吴崇义掉转视线,又眺向紧闭的关门外大片冻得*的土地,寸草不生的辽阔平原一直延伸至目力尽头,灰蒙蒙的红日正缓慢地降到一溜嶙峋的山脉背后,乍看去像伏在荒原之上的巨龙尸骨,断裂石化的骨骼根根都桀骜地指向天空。
吴崇义知道,北狄的军队就驻在山脉背后,那山脉端人叫它“雁丘”,而北狄的名字翻译过来正是“龙骨”。
他不错眼地盯了雁丘好一会儿,突兀地转头,向紧紧跟在身后的人道:“早叫你别小瞧了丁新语,都这时辰了,元象关怎么还没消息?”
那人却也不是什么小卒,而是正二品的龙虎将军武尚。不过二人袍泽多年,又早约了儿女亲家,吴崇义对他不客气,武尚也没放在心上,皱眉回道:“我派了两骑探马都是有去无回,这种时候,也不敢太招摇。”
武尚朝雁丘的方向努了努嘴,又道:“要不,我再找人去看看?”
“不必了,”吴崇义打断他,“你说得有理,北狄人耳目灵通,又正是伺机而动的时候,要引来了他们倒是无妄之灾。”
“走邮路?”武尚又提议,所谓邮路是指元象回雁两关之间的大道,因为是补给线,向来重重卡哨,他们之前就是嫌耳目过多才非要绕开。
见吴崇义瞪他,武尚补充道:“就说蛮子蠢蠢欲动,来日恐有大战,三军未动粮草先行,催着丁新语先把欠咱们的粮草补上来。”
这倒是个好借口,吴崇义心下已经同意了,嘴上又抱怨:“早干嘛去了,还不快派人!”
武尚答应着,转身正吩咐手下,忽然听到一阵急促的脚步声由城楼底下奔上来,却没有听到守军的喝斥。武尚稍一愣,便想起他吩咐过,若是两个探马回来了,不用问直接领他们上来。果然抬首看去,阶梯底下冒出头的正是他第二次派去元象关探消息的心腹。

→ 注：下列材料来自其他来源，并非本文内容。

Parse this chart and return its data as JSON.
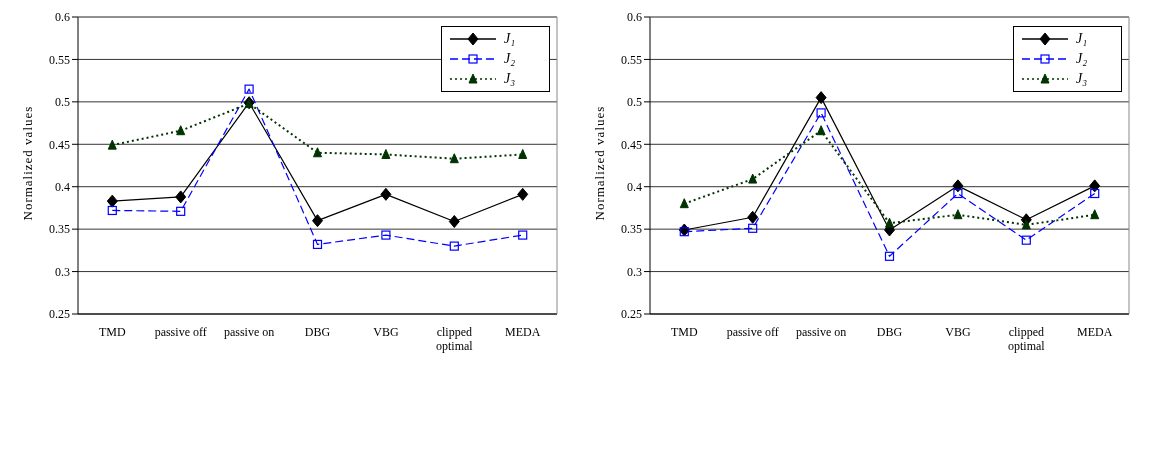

“将军!”那心腹其实是个千总,此刻却低调地套了身无名小卒的号褂子,刚一见他就扑到地上,本就跑马跑得灰头土脸,又被城楼上的沙尘溅了个满头满脸。
“吴将军,武将军,”这人嘴巴里也进了不少灰,说起话来含混不清,倒像是连叫了两声武将军,“丁新语他真不是个东西,这混球比老子下手都狠,为了不在今天审结案子,他竟然、竟然放火,差点就烧了城北大营!”

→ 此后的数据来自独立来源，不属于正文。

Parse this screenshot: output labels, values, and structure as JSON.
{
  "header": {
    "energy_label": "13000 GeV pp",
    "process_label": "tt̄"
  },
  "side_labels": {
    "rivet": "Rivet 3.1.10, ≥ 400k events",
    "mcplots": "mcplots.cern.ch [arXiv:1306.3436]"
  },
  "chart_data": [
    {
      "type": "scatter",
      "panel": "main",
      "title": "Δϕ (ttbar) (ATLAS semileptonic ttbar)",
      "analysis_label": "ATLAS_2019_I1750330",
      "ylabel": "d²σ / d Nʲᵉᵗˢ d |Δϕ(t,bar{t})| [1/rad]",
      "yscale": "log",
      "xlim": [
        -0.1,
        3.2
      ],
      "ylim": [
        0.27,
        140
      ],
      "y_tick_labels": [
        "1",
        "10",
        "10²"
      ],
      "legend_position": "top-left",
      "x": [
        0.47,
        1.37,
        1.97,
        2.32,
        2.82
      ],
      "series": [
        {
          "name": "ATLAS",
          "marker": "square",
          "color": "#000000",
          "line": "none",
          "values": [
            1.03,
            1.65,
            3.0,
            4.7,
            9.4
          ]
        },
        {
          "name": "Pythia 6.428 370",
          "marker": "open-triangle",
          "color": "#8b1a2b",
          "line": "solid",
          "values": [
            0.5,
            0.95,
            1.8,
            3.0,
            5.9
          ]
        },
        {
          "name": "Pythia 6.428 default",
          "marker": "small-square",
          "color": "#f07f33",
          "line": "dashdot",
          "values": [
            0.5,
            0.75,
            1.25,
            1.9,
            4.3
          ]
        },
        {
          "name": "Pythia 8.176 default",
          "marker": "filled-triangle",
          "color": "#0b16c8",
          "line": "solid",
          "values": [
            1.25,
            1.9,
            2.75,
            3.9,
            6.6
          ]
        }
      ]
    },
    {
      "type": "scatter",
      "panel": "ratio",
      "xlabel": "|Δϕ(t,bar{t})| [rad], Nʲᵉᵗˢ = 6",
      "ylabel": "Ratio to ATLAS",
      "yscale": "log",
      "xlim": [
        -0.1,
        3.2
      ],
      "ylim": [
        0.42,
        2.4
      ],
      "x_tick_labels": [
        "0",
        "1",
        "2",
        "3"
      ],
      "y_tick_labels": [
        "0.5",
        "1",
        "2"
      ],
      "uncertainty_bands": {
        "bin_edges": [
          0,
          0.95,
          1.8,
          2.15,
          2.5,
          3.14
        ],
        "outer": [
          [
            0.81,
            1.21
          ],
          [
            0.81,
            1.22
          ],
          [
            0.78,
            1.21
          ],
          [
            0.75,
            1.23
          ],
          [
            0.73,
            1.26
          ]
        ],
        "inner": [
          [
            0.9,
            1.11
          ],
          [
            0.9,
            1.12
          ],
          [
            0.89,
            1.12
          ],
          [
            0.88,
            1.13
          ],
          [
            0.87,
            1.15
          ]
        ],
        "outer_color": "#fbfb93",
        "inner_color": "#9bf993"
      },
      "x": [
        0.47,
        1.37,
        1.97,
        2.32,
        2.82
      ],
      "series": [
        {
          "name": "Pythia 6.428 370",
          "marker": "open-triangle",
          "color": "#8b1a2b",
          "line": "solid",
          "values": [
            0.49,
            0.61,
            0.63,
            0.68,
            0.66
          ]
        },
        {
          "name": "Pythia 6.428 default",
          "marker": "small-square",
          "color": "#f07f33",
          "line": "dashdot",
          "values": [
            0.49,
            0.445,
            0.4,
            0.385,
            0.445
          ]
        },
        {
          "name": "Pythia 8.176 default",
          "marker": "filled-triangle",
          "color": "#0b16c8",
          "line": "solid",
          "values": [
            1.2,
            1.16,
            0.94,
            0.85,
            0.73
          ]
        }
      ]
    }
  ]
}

“什么!?”武尚大惊,吴崇义却在同时出声发问:“你怎么知道是丁新语放的火?”
“除了他还有谁?”那探子愤愤地道,“冯将军他们逼着他允诺一个时辰内把案子审完,眼看时辰将至,他先是弄了个新来的同知,说是他的得意弟子,抛下满堂的人跑去后衙叙旧,然后就冒出那把火……这世上哪有如此凑巧之事,那火偏偏就在最后一刻钟烧起来!?”
这么说,真是丁新语放的火……吴崇义想着,且此人骄傲到不怕他们看穿这点,他是明使阴谋,丝毫不掩饰地要与他们这帮武将作对。
吴崇义恨得牙痒,紧紧地抿着嘴思索了一会儿,不知怎的想到京中传来的一系列讯息。去年京察引起的那场党争余波未息,旧党渐渐又掌握了主动,新党却也非是老睿王逝世后的散沙局面,他们虽少权,但有钱,值此前线用兵国库告罄的时分,皇帝和旧党投鼠忌器,正是新党反败为胜的良机……
还有太子,听闻太子比起旧党更亲近新党……
吴崇义蓦地一惊,急问道:“你刚说新来的石州府同知是丁新语的弟子,他姓什么?”
前线诸将军务冗从,近来又添了心事,对邸报向来是跑马观花,竟不记得新来的石州府同知是谁。
“姓杨,”那探子混在人群中,对宁郁那声通报印象深刻,“杨无端。”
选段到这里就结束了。